On the afternoon of 09/26/13, Staff C verified that all personnel files were complete.

DIRECTOR OF RESPIRATORY SERVICES

Tag No.: A1153

Based on review of hospital documents and interviews with hospital staff, the hospital failed to appoint/designate a physician, with knowledge, experience and capabilities to supervise and administer the service properly, to be the director of respiratory care services for the hospital.

Findings:

Review of the hospital's department head list and meeting minutes did not have evidence that a physician had been designated as director of respiratory services.

On the afternoon of 9/26/13, Staff N stated Staff V is the director of the respiratory department. Staff V is a registered nurse, who is the Chief Nursing Officer and Director of the Emergency Department.
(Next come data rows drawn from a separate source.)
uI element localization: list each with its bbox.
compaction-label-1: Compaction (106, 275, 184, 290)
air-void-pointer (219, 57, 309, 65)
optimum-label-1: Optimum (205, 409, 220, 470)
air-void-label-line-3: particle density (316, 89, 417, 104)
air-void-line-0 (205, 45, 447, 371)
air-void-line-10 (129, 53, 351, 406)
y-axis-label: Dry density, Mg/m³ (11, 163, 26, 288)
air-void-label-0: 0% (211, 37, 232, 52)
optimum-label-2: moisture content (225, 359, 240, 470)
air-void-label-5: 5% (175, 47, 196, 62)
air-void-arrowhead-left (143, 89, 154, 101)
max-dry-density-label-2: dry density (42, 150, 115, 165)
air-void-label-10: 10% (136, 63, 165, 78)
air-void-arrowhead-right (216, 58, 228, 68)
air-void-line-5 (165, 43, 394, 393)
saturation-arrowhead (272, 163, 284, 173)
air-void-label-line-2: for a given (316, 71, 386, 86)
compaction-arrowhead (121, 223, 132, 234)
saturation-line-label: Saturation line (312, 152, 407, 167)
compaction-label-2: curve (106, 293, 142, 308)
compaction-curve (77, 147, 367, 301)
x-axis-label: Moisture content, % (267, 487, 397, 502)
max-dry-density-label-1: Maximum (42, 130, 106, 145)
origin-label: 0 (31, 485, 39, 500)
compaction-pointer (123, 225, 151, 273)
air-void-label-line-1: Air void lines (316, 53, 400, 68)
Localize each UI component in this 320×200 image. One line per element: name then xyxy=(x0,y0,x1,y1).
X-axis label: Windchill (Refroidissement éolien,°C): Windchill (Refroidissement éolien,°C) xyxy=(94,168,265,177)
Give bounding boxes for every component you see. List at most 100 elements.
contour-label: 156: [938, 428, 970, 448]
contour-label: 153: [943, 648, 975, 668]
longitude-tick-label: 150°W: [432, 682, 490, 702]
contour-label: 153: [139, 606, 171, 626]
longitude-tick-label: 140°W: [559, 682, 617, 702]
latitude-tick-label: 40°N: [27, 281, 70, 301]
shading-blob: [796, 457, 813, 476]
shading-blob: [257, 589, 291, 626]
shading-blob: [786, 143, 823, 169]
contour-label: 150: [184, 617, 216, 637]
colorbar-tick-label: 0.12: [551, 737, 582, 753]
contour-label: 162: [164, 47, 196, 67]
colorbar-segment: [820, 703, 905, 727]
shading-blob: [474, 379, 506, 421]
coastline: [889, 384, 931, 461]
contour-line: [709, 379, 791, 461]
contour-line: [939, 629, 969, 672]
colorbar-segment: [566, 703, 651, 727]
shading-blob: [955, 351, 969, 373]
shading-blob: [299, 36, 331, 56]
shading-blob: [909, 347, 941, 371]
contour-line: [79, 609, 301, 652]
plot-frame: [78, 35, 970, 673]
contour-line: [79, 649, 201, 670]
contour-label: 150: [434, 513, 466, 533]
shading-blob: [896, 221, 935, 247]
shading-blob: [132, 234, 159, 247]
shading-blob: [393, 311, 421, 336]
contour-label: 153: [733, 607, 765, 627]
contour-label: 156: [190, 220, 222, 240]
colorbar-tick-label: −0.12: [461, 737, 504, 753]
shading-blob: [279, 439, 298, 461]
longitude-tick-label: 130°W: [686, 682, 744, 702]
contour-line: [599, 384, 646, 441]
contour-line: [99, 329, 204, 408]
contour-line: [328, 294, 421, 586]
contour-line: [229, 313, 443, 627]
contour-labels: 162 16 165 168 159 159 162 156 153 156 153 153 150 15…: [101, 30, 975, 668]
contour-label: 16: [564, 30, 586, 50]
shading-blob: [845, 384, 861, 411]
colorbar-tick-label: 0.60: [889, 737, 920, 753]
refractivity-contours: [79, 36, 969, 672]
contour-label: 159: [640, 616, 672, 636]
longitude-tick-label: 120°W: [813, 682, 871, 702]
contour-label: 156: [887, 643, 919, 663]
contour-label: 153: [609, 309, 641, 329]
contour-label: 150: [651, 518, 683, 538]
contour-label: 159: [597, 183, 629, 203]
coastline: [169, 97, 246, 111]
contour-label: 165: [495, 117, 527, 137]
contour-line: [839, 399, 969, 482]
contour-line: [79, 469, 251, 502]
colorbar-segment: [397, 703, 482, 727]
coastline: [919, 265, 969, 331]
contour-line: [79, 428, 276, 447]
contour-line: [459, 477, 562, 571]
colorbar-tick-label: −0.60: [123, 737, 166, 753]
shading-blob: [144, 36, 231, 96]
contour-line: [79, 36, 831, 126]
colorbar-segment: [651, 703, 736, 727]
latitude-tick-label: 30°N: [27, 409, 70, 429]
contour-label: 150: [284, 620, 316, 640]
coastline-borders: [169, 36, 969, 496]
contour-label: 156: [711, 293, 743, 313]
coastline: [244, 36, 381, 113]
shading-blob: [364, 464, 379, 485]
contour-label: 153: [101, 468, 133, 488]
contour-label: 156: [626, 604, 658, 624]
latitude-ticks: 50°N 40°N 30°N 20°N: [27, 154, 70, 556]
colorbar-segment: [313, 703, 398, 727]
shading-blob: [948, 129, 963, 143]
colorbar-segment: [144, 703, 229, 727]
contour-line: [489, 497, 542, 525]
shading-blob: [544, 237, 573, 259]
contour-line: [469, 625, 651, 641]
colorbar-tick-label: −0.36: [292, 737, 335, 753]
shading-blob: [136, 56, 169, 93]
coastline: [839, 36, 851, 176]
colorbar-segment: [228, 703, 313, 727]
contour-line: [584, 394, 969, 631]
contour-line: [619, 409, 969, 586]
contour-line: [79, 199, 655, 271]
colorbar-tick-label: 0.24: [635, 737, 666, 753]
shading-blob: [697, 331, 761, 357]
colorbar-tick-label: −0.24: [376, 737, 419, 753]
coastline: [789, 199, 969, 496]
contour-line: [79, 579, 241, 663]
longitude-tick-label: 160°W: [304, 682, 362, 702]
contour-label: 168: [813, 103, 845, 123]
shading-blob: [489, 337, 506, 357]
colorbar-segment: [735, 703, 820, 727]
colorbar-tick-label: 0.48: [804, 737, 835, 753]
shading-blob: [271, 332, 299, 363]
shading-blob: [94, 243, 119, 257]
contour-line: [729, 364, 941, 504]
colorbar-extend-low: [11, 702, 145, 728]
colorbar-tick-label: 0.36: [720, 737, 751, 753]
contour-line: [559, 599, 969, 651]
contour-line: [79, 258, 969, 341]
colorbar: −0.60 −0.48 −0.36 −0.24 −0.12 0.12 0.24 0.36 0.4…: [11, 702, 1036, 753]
RESPIRATORY CARE PERSONNEL POLICIES

Tag No.: A1161

Based on review of hospital documents, personnel files and interview with staff, the hospital failed to ensure that respiratory services/procedures were administered by trained staff with each respiratory therapy procedure performed by each employee designated in writing, including the amount of supervision required when performing each procedure.

Findings:

According to the respiratory therapist, nursing staff administered respiratory therapy treatment to patients between 3:00PM and 6:30AM.

Four of four (K, L, V, and X) nursing personnel files reviewed did not contain respiratory competency verification completed by the respiratory therapist as required.

The respiratory therapist on duty on the morning of 09/27/13 stated he did not confirm competency by observation.